It follows, then, that the Christian names and surnames in my first class sound beautiful or ugly according to what they connote. The sound of those in the second class depends on the extent to which it suggests any known word more than another. Of course, there might be a name hideous in itself. There might, for example, be a Mr. Griggsbiggmiggs. But there is not. And the fact that I, after prolonged study of a Postal Directory, have been obliged to use my imagination as factory for a name that connotes nothing and is ugly in itself may be taken as proof that such names do not exist actually. You cannot stump me by citing Mr. Matthew Arnold’s citation of the words `Ragg is in custody,’ and his comment that `there was no Ragg by the Ilyssus.’ `Ragg’ has not an ugly sound in itself. Mr. Arnold was jarred merely by its suggestion of something ugly, a rag, and by the cold brutality of the police-court reporter in withholding the prefix `Miss’ from a poor girl who had got into trouble. If `Ragg’ had been brought to his notice as the name of some illustrious old family, Mr. Arnold would never have dragged in the Ilyssus. The name would have had for him a savour of quaint distinction. The suggestion of a rag would never have struck him. For it is a fact that whatever thing may be connoted or suggested by a name is utterly overshadowed by the name’s bearer (unless, as in the case of poor `Ragg,’ there is seen to be some connexion between the bearer and the thing implied by the name). Roughly, it may be said that all names connote their bearers, and them only.
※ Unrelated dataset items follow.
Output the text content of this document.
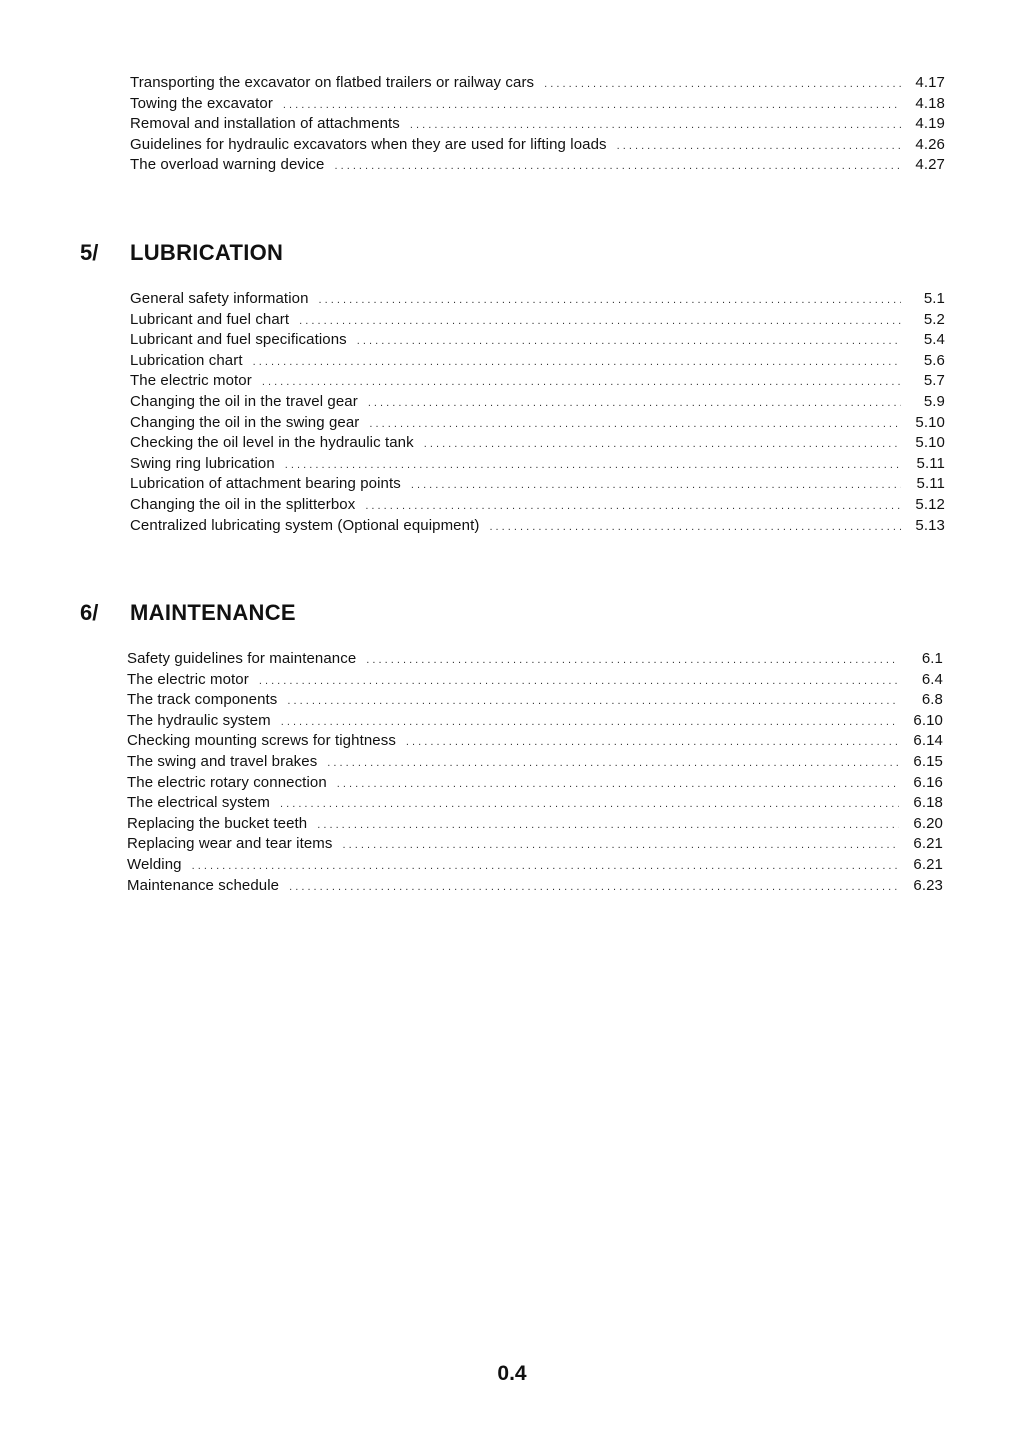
Transporting the excavator on flatbed trailers or railway cars . . .	4.17
Towing the excavator . . .	4.18
Removal and installation of attachments . . .	4.19
Guidelines for hydraulic excavators when they are used for lifting loads . . .	4.26
The overload warning device . . .	4.27
5/	LUBRICATION
General safety information . . .	5.1
Lubricant and fuel chart . . .	5.2
Lubricant and fuel specifications . . .	5.4
Lubrication chart . . .	5.6
The electric motor . . .	5.7
Changing the oil in the travel gear . . .	5.9
Changing the oil in the swing gear . . .	5.10
Checking the oil level in the hydraulic tank . . .	5.10
Swing ring lubrication . . .	5.11
Lubrication of attachment bearing points . . .	5.11
Changing the oil in the splitterbox . . .	5.12
Centralized lubricating system (Optional equipment) . . .	5.13
6/	MAINTENANCE
Safety guidelines for maintenance . . .	6.1
The electric motor . . .	6.4
The track components . . .	6.8
The hydraulic system . . .	6.10
Checking mounting screws for tightness . . .	6.14
The swing and travel brakes . . .	6.15
The electric rotary connection . . .	6.16
The electrical system . . .	6.18
Replacing the bucket teeth . . .	6.20
Replacing wear and tear items . . .	6.21
Welding . . .	6.21
Maintenance schedule . . .	6.23
0.4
To have a `beautiful’ name is no advantage. To have an `ugly’ name is no drawback. I am aware that this is a heresy. In a famous passage, Bulwer Lytton propounded through one of his characters a theory that `it is not only the effect that the sound of a name has on others which is to be thoughtfully considered; the effect that his name produces on the man himself is perhaps still more important. Some names stimulate and encourage the owner, others deject and paralyse him.’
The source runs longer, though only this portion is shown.